We're going to start looking at increasing the amount of training data from where we are at the moment, which is 1000. We're going to add more classes as well. So we have a facility class, an urban class as well that we want to add into the data. And you can see an example of the facilities class in the top right there.
The app as well, we've just quickly-- it only took two days to make that web app. So that's the real power of collaborating properly with MathWorks Consulting there. We want to add further functionality into that web app and deliver exactly what the customer wants.
And with this particular example, because of the performance already and people are quite excited by it, there's a bit of worry about how this is going to impact the existing workflow. And that includes the people doing the work. So this time around we're trying to have a dual-integration strategy, where we both provide the technology whilst also up-skilling the staff so they can understand the workflow more, understand the technology more, and then also maybe come up with new ideas and better ways of working then we could come up with. Some of our Middle Eastern units, obviously, are very interested in this technology. But we've also received interest now from some southeast Asian business units as well.

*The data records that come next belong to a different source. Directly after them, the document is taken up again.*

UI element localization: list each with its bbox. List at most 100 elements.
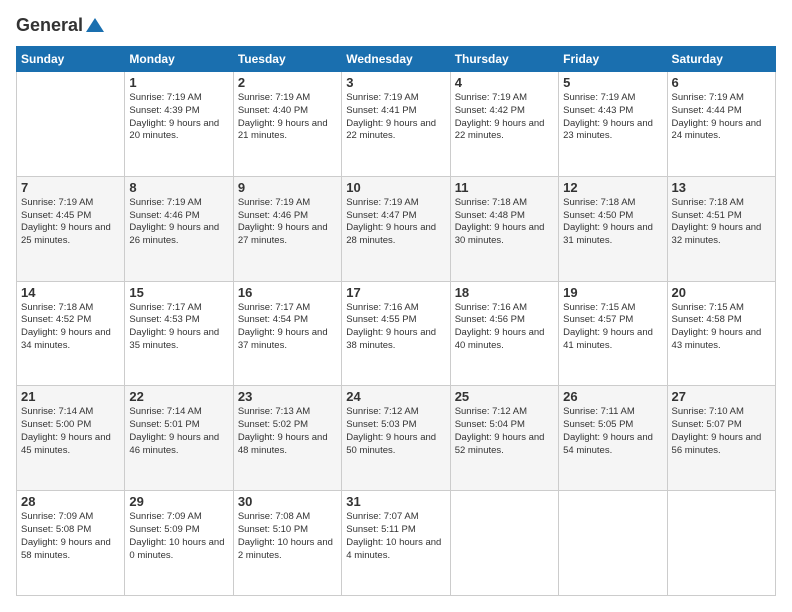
calendar-header-thursday: Thursday [450,47,558,72]
day-number: 27 [672,389,771,404]
calendar-week-4: 28Sunrise: 7:09 AMSunset: 5:08 PMDayligh… [17,491,776,596]
day-number: 19 [563,285,662,300]
day-info: Sunrise: 7:19 AMSunset: 4:46 PMDaylight:… [238,197,337,248]
day-number: 5 [563,75,662,90]
day-number: 1 [129,75,228,90]
calendar-cell: 9Sunrise: 7:19 AMSunset: 4:46 PMDaylight… [233,176,341,281]
day-info: Sunrise: 7:08 AMSunset: 5:10 PMDaylight:… [238,511,337,562]
calendar-cell: 5 Sunrise: 7:19 AMSunset: 4:43 PMDaylight… [559,72,667,177]
calendar-cell: 20 Sunrise: 7:15 AMSunset: 4:58 PMDayligh… [667,281,775,386]
logo-triangle-icon [85,16,105,36]
calendar-header-friday: Friday [559,47,667,72]
day-info: Sunrise: 7:14 AMSunset: 5:00 PMDaylight:… [21,406,120,457]
day-info: Sunrise: 7:17 AMSunset: 4:53 PMDaylight:… [129,302,228,353]
calendar-header-tuesday: Tuesday [233,47,341,72]
calendar-header-row: SundayMondayTuesdayWednesdayThursdayFrid… [17,47,776,72]
calendar-cell: 13 Sunrise: 7:18 AMSunset: 4:51 PMDayligh… [667,176,775,281]
day-number: 29 [129,494,228,509]
day-number: 26 [563,389,662,404]
calendar-week-3: 21 Sunrise: 7:14 AMSunset: 5:00 PMDayligh… [17,386,776,491]
day-info: Sunrise: 7:15 AMSunset: 4:58 PMDaylight:… [672,302,771,353]
calendar-cell: 30 Sunrise: 7:08 AMSunset: 5:10 PMDayligh… [233,491,341,596]
day-info: Sunrise: 7:14 AMSunset: 5:01 PMDaylight:… [129,406,228,457]
day-number: 13 [672,180,771,195]
day-info: Sunrise: 7:15 AMSunset: 4:57 PMDaylight:… [563,302,662,353]
day-info: Sunrise: 7:19 AMSunset: 4:45 PMDaylight:… [21,197,120,248]
day-info: Sunrise: 7:09 AMSunset: 5:08 PMDaylight:… [21,511,120,562]
day-number: 17 [346,285,445,300]
day-number: 7 [21,180,120,195]
day-number: 31 [346,494,445,509]
day-number: 22 [129,389,228,404]
day-info: Sunrise: 7:19 AMSunset: 4:44 PMDaylight:… [672,92,771,143]
day-number: 4 [455,75,554,90]
day-info: Sunrise: 7:07 AMSunset: 5:11 PMDaylight:… [346,511,445,562]
calendar-cell: 22 Sunrise: 7:14 AMSunset: 5:01 PMDayligh… [125,386,233,491]
calendar-week-2: 14 Sunrise: 7:18 AMSunset: 4:52 PMDayligh… [17,281,776,386]
day-info: Sunrise: 7:19 AMSunset: 4:40 PMDaylight:… [238,92,337,143]
day-number: 10 [346,180,445,195]
day-info: Sunrise: 7:18 AMSunset: 4:51 PMDaylight:… [672,197,771,248]
calendar-cell: 26Sunrise: 7:11 AMSunset: 5:05 PMDayligh… [559,386,667,491]
header: General [16,16,776,36]
day-info: Sunrise: 7:12 AMSunset: 5:04 PMDaylight:… [455,406,554,457]
day-info: Sunrise: 7:19 AMSunset: 4:39 PMDaylight:… [129,92,228,143]
day-number: 18 [455,285,554,300]
day-info: Sunrise: 7:19 AMSunset: 4:41 PMDaylight:… [346,92,445,143]
calendar-header-monday: Monday [125,47,233,72]
page: General SundayMondayTuesdayWednesdayThur… [0,0,792,612]
calendar-cell: 19 Sunrise: 7:15 AMSunset: 4:57 PMDayligh… [559,281,667,386]
day-number: 30 [238,494,337,509]
calendar-cell: 11Sunrise: 7:18 AMSunset: 4:48 PMDayligh… [450,176,558,281]
day-number: 12 [563,180,662,195]
calendar-cell: 7 Sunrise: 7:19 AMSunset: 4:45 PMDaylight… [17,176,125,281]
day-number: 15 [129,285,228,300]
day-info: Sunrise: 7:19 AMSunset: 4:47 PMDaylight:… [346,197,445,248]
day-info: Sunrise: 7:19 AMSunset: 4:43 PMDaylight:… [563,92,662,143]
calendar-table: SundayMondayTuesdayWednesdayThursdayFrid… [16,46,776,596]
calendar-cell [559,491,667,596]
day-info: Sunrise: 7:19 AMSunset: 4:46 PMDaylight:… [129,197,228,248]
calendar-cell [667,491,775,596]
calendar-cell: 28Sunrise: 7:09 AMSunset: 5:08 PMDayligh… [17,491,125,596]
day-info: Sunrise: 7:18 AMSunset: 4:50 PMDaylight:… [563,197,662,248]
day-info: Sunrise: 7:10 AMSunset: 5:07 PMDaylight:… [672,406,771,457]
day-number: 11 [455,180,554,195]
day-info: Sunrise: 7:19 AMSunset: 4:42 PMDaylight:… [455,92,554,143]
calendar-header-sunday: Sunday [17,47,125,72]
day-number: 21 [21,389,120,404]
calendar-cell: 2Sunrise: 7:19 AMSunset: 4:40 PMDaylight… [233,72,341,177]
day-number: 6 [672,75,771,90]
calendar-cell: 12 Sunrise: 7:18 AMSunset: 4:50 PMDayligh… [559,176,667,281]
day-number: 20 [672,285,771,300]
calendar-cell: 16 Sunrise: 7:17 AMSunset: 4:54 PMDayligh… [233,281,341,386]
day-info: Sunrise: 7:16 AMSunset: 4:56 PMDaylight:… [455,302,554,353]
logo-general-word: General [16,16,83,36]
calendar-cell: 27 Sunrise: 7:10 AMSunset: 5:07 PMDayligh… [667,386,775,491]
day-number: 16 [238,285,337,300]
logo-text: General [16,16,105,36]
calendar-cell: 21 Sunrise: 7:14 AMSunset: 5:00 PMDayligh… [17,386,125,491]
day-info: Sunrise: 7:17 AMSunset: 4:54 PMDaylight:… [238,302,337,353]
calendar-cell: 23Sunrise: 7:13 AMSunset: 5:02 PMDayligh… [233,386,341,491]
calendar-cell: 3 Sunrise: 7:19 AMSunset: 4:41 PMDaylight… [342,72,450,177]
calendar-cell: 17Sunrise: 7:16 AMSunset: 4:55 PMDayligh… [342,281,450,386]
calendar-cell: 10 Sunrise: 7:19 AMSunset: 4:47 PMDayligh… [342,176,450,281]
calendar-cell [450,491,558,596]
day-number: 3 [346,75,445,90]
day-info: Sunrise: 7:09 AMSunset: 5:09 PMDaylight:… [129,511,228,562]
calendar-cell: 14 Sunrise: 7:18 AMSunset: 4:52 PMDayligh… [17,281,125,386]
day-info: Sunrise: 7:18 AMSunset: 4:52 PMDaylight:… [21,302,120,353]
calendar-cell: 6 Sunrise: 7:19 AMSunset: 4:44 PMDaylight… [667,72,775,177]
calendar-header-saturday: Saturday [667,47,775,72]
calendar-week-0: 1 Sunrise: 7:19 AMSunset: 4:39 PMDaylight… [17,72,776,177]
calendar-cell [17,72,125,177]
calendar-cell: 4 Sunrise: 7:19 AMSunset: 4:42 PMDaylight… [450,72,558,177]
day-number: 8 [129,180,228,195]
day-number: 23 [238,389,337,404]
day-info: Sunrise: 7:12 AMSunset: 5:03 PMDaylight:… [346,406,445,457]
calendar-cell: 18 Sunrise: 7:16 AMSunset: 4:56 PMDayligh… [450,281,558,386]
calendar-cell: 15 Sunrise: 7:17 AMSunset: 4:53 PMDayligh… [125,281,233,386]
calendar-header-wednesday: Wednesday [342,47,450,72]
day-number: 14 [21,285,120,300]
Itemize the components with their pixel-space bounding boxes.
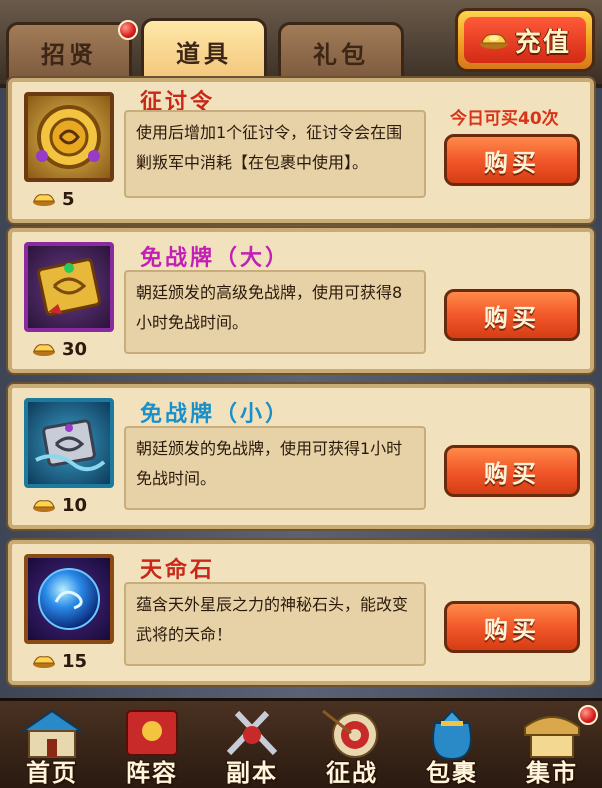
nav-label: 阵容: [126, 759, 178, 787]
notification-badge: [578, 705, 598, 725]
item-price: 15: [32, 648, 87, 674]
item-price: 10: [32, 492, 87, 518]
nav-campaign[interactable]: 征战: [304, 705, 400, 788]
nav-dungeon[interactable]: 副本: [204, 705, 300, 788]
buy-button[interactable]: 购买: [444, 601, 580, 653]
item-description: 蕴含天外星辰之力的神秘石头，能改变武将的天命！: [124, 582, 426, 666]
top-bar: 招贤 道具 礼包 充值: [0, 0, 602, 88]
item-description: 朝廷颁发的免战牌，使用可获得1小时免战时间。: [124, 426, 426, 510]
nav-label: 包裹: [426, 759, 478, 787]
gold-ingot-icon: [479, 34, 508, 49]
price-value: 10: [62, 494, 88, 516]
price-value: 5: [62, 188, 75, 210]
tab-label: 道具: [176, 40, 232, 68]
buy-button[interactable]: 购买: [444, 445, 580, 497]
token-coin-icon: [24, 92, 114, 182]
item-title: 免战牌（大）: [140, 246, 291, 271]
price-value: 15: [62, 650, 88, 672]
shop-item-card: 10 免战牌（小） 朝廷颁发的免战牌，使用可获得1小时免战时间。 购买: [8, 384, 594, 529]
large-truce-plaque-icon: [24, 242, 114, 332]
nav-label: 集市: [526, 759, 578, 787]
nav-bag[interactable]: 包裹: [404, 705, 500, 788]
bottom-nav: 首页 阵容 副本 征战 包裹 集市: [0, 698, 602, 788]
destiny-stone-icon: [24, 554, 114, 644]
shop-item-list[interactable]: 5 征讨令 使用后增加1个征讨令，征讨令会在围剿叛军中消耗【在包裹中使用】。 今…: [0, 78, 602, 698]
tab-label: 招贤: [41, 41, 97, 69]
item-price: 30: [32, 336, 87, 362]
tab-recruit[interactable]: 招贤: [6, 22, 132, 80]
nav-home[interactable]: 首页: [4, 705, 100, 788]
buy-button[interactable]: 购买: [444, 289, 580, 341]
purchase-limit: 今日可买40次: [450, 109, 559, 129]
tab-gift-packs[interactable]: 礼包: [278, 22, 404, 80]
item-title: 天命石: [140, 558, 216, 583]
item-price: 5: [32, 186, 75, 212]
price-value: 30: [62, 338, 88, 360]
shop-item-card: 5 征讨令 使用后增加1个征讨令，征讨令会在围剿叛军中消耗【在包裹中使用】。 今…: [8, 78, 594, 223]
shop-item-card: 30 免战牌（大） 朝廷颁发的高级免战牌，使用可获得8小时免战时间。 购买: [8, 228, 594, 373]
gold-ingot-icon: [33, 500, 55, 512]
nav-label: 副本: [226, 759, 278, 787]
item-title: 免战牌（小）: [140, 402, 291, 427]
buy-button[interactable]: 购买: [444, 134, 580, 186]
gold-ingot-icon: [33, 194, 55, 206]
notification-badge: [118, 20, 138, 40]
recharge-label: 充值: [514, 27, 571, 58]
nav-lineup[interactable]: 阵容: [104, 705, 200, 788]
nav-label: 征战: [326, 759, 378, 787]
tab-label: 礼包: [313, 41, 369, 69]
recharge-button[interactable]: 充值: [455, 8, 595, 72]
shop-item-card: 15 天命石 蕴含天外星辰之力的神秘石头，能改变武将的天命！ 购买: [8, 540, 594, 685]
tab-items[interactable]: 道具: [141, 18, 267, 82]
item-description: 朝廷颁发的高级免战牌，使用可获得8小时免战时间。: [124, 270, 426, 354]
small-truce-plaque-icon: [24, 398, 114, 488]
nav-label: 首页: [26, 759, 78, 787]
gold-ingot-icon: [33, 656, 55, 668]
gold-ingot-icon: [33, 344, 55, 356]
item-description: 使用后增加1个征讨令，征讨令会在围剿叛军中消耗【在包裹中使用】。: [124, 110, 426, 198]
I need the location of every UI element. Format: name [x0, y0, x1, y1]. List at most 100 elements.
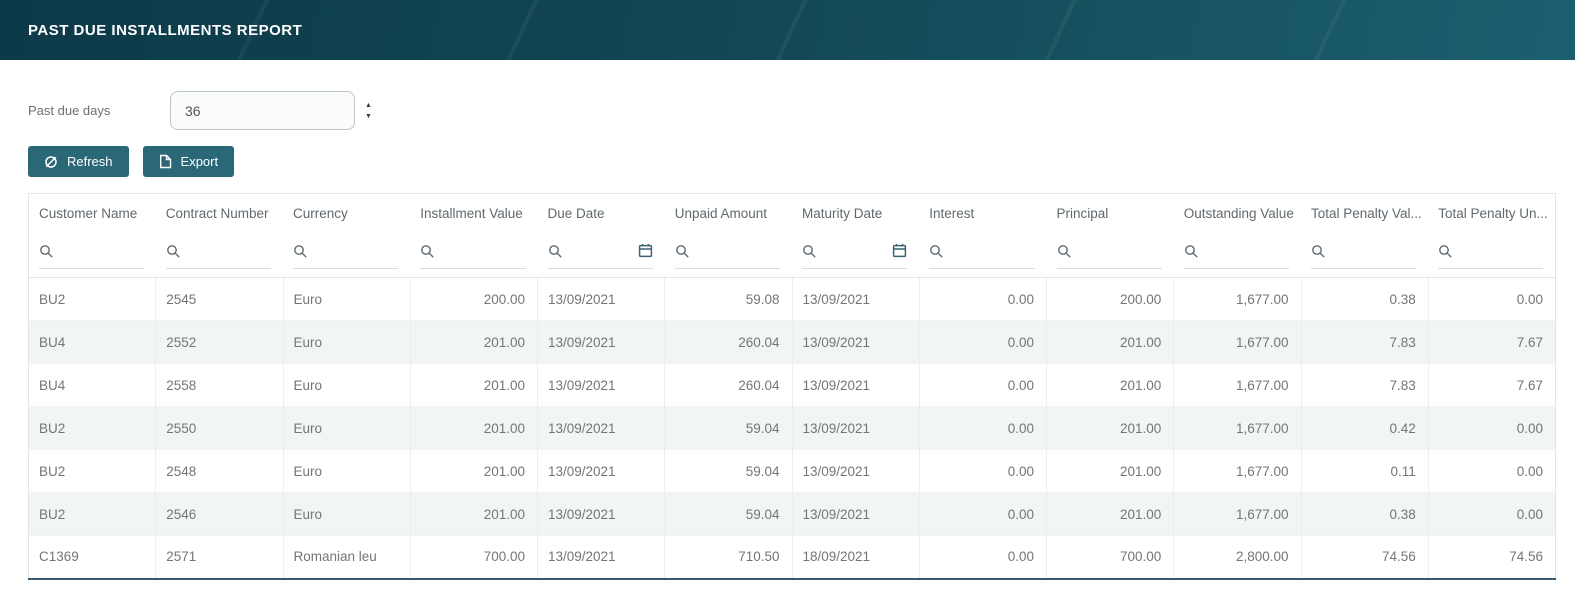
search-icon[interactable] [166, 244, 180, 258]
filter-cell [537, 233, 665, 278]
search-icon[interactable] [548, 244, 562, 258]
table-row[interactable]: BU2 2550 Euro 201.00 13/09/2021 59.04 13/09/20… [28, 406, 1556, 450]
page-title: PAST DUE INSTALLMENTS REPORT [28, 21, 303, 39]
filter-input[interactable] [568, 243, 631, 259]
past-due-days-input[interactable] [170, 91, 355, 130]
filter-input[interactable] [695, 243, 780, 259]
table-cell: 700.00 [410, 535, 539, 579]
table-cell: 13/09/2021 [792, 363, 920, 407]
past-due-days-spinbox: ▲ ▼ [170, 91, 372, 130]
filter-input[interactable] [186, 243, 271, 259]
table-cell: 201.00 [1046, 320, 1175, 364]
table-row[interactable]: BU2 2548 Euro 201.00 13/09/2021 59.04 13/09/20… [28, 449, 1556, 493]
table-cell: 59.08 [664, 277, 793, 321]
search-icon[interactable] [1438, 244, 1452, 258]
column-header[interactable]: Customer Name [29, 194, 156, 234]
filter-cell [28, 233, 156, 278]
table-cell: Euro [283, 320, 411, 364]
column-header[interactable]: Total Penalty Val... [1301, 194, 1428, 234]
column-header[interactable]: Outstanding Value [1174, 194, 1301, 234]
table-cell: 13/09/2021 [537, 535, 666, 579]
filter-input[interactable] [1459, 243, 1543, 259]
table-cell: 13/09/2021 [537, 449, 666, 493]
spinner-up-button[interactable]: ▲ [365, 102, 372, 109]
table-cell: 710.50 [664, 535, 793, 579]
table-cell: 13/09/2021 [792, 406, 920, 450]
filter-cell [919, 233, 1047, 278]
table-cell: 13/09/2021 [792, 320, 920, 364]
column-header[interactable]: Principal [1047, 194, 1174, 234]
table-cell: Euro [283, 406, 411, 450]
spinner-down-button[interactable]: ▼ [365, 113, 372, 120]
app-header: PAST DUE INSTALLMENTS REPORT [0, 0, 1575, 60]
table-cell: 2552 [155, 320, 284, 364]
table-cell: Euro [283, 492, 411, 536]
table-cell: Euro [283, 449, 411, 493]
filter-input[interactable] [1204, 243, 1289, 259]
calendar-icon[interactable] [638, 243, 653, 258]
table-row[interactable]: BU4 2558 Euro 201.00 13/09/2021 260.04 13/09/2… [28, 363, 1556, 407]
filter-input[interactable] [441, 243, 526, 259]
filter-input[interactable] [60, 243, 144, 259]
search-icon[interactable] [293, 244, 307, 258]
table-cell: 0.00 [1428, 406, 1556, 450]
column-header[interactable]: Unpaid Amount [665, 194, 792, 234]
table-cell: 201.00 [410, 320, 539, 364]
table-cell: 200.00 [1046, 277, 1175, 321]
table-row[interactable]: BU4 2552 Euro 201.00 13/09/2021 260.04 13/09/2… [28, 320, 1556, 364]
table-cell: 201.00 [1046, 449, 1175, 493]
table-cell: 13/09/2021 [537, 363, 666, 407]
filter-input[interactable] [1077, 243, 1162, 259]
past-due-table: Customer Name Contract Number Currency Inst… [28, 193, 1556, 580]
table-cell: 1,677.00 [1173, 277, 1302, 321]
filter-cell [1428, 233, 1556, 278]
search-icon[interactable] [802, 244, 816, 258]
table-cell: Euro [283, 363, 411, 407]
column-header[interactable]: Installment Value [410, 194, 537, 234]
past-due-days-label: Past due days [28, 103, 111, 118]
table-cell: 74.56 [1509, 549, 1543, 565]
table-cell: 700.00 [1046, 535, 1175, 579]
table-row[interactable]: BU2 2545 Euro 200.00 13/09/2021 59.08 13/09/20… [28, 277, 1556, 321]
column-header[interactable]: Contract Number [156, 194, 283, 234]
table-cell: BU4 [28, 363, 157, 407]
table-cell: 13/09/2021 [537, 277, 666, 321]
column-header[interactable]: Maturity Date [792, 194, 919, 234]
search-icon[interactable] [1311, 244, 1325, 258]
export-button[interactable]: Export [142, 146, 235, 177]
filter-cell [1173, 233, 1301, 278]
filter-input[interactable] [823, 243, 886, 259]
table-cell: 59.04 [664, 406, 793, 450]
table-cell: 13/09/2021 [537, 492, 666, 536]
search-icon[interactable] [39, 244, 53, 258]
filter-cell [155, 233, 283, 278]
refresh-button[interactable]: Refresh [28, 146, 129, 177]
table-cell: 7.83 [1301, 363, 1429, 407]
filter-input[interactable] [1332, 243, 1417, 259]
table-cell: 13/09/2021 [792, 449, 920, 493]
table-row[interactable]: C1369 2571 Romanian leu 700.00 13/09/2021 710… [28, 535, 1556, 579]
table-cell: 0.11 [1301, 449, 1429, 493]
calendar-icon[interactable] [892, 243, 907, 258]
column-header[interactable]: Total Penalty Un... [1428, 194, 1555, 234]
table-cell: 2550 [155, 406, 284, 450]
table-cell: 201.00 [1046, 363, 1175, 407]
table-row[interactable]: BU2 2546 Euro 201.00 13/09/2021 59.04 13/09/20… [28, 492, 1556, 536]
table-cell: 18/09/2021 [792, 535, 920, 579]
column-header[interactable]: Currency [283, 194, 410, 234]
search-icon[interactable] [929, 244, 943, 258]
column-header[interactable]: Due Date [538, 194, 665, 234]
table-cell: 0.00 [919, 320, 1048, 364]
filter-cell [410, 233, 538, 278]
filter-input[interactable] [314, 243, 399, 259]
search-icon[interactable] [420, 244, 434, 258]
table-cell: 201.00 [410, 449, 539, 493]
table-cell: 7.67 [1428, 363, 1556, 407]
search-icon[interactable] [675, 244, 689, 258]
past-due-days-row: Past due days ▲ ▼ [28, 91, 1547, 130]
search-icon[interactable] [1057, 244, 1071, 258]
search-icon[interactable] [1184, 244, 1198, 258]
table-cell: 2546 [155, 492, 284, 536]
filter-input[interactable] [950, 243, 1035, 259]
column-header[interactable]: Interest [919, 194, 1046, 234]
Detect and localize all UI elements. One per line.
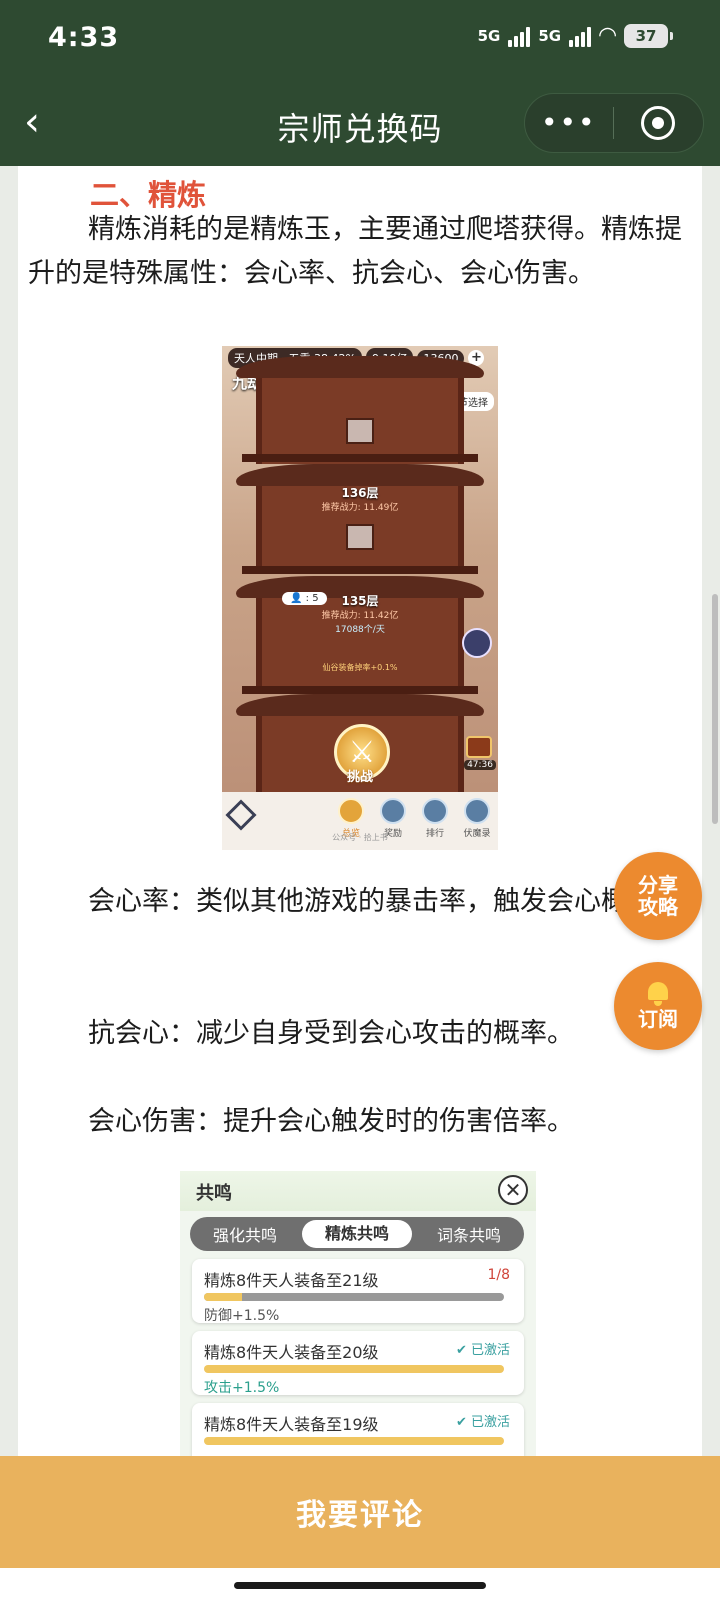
card-status: ✔ 已激活 — [455, 1343, 510, 1358]
card-title: 精炼8件天人装备至19级 — [204, 1415, 379, 1434]
check-circle-icon: ✔ — [455, 1343, 467, 1358]
tower-roof — [236, 694, 484, 716]
book-icon — [464, 798, 490, 824]
tab-refine-resonance: 精炼共鸣 — [302, 1220, 412, 1248]
comment-button[interactable]: 我要评论 — [0, 1456, 720, 1568]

OK, so what does this mean in terms of the future? Within Shell, it's all about knowing the grand master plan and then how you can fit into the grand master plan. So in our case we have these digital themes.
So we're now going to ensure that the way we promote this internally aligns with those digital themes, and we've identified three of them. Leveraging everything to the cloud, the high performance compute with the MDCS, and then the advanced analytics. So, for example, with smart app-based technologies.
In terms of immediate priorities for 2018, we want to continue to deploy the MPS and the MDCS. And also now we've proven the technology side of some of these solutions, but we now need to look at proving the business value side. So, as I said, we're going to look at furthering progress on the terrain recognition, the tag recognition.
But something I couldn't talk about today, unfortunately, is also in the seismic domain. So we're currently looking at very steep learning techniques to try and map seismic data, so just images of the subsurface through to pay distribution, hydrocarbon distribution, hydrocarbon attribute distribution via just simple convolutions. So that's a very exciting area that a fair few people in our company are looking at, too.
OK. So that's all I had to say. I hope it was an interesting talk. Thank you.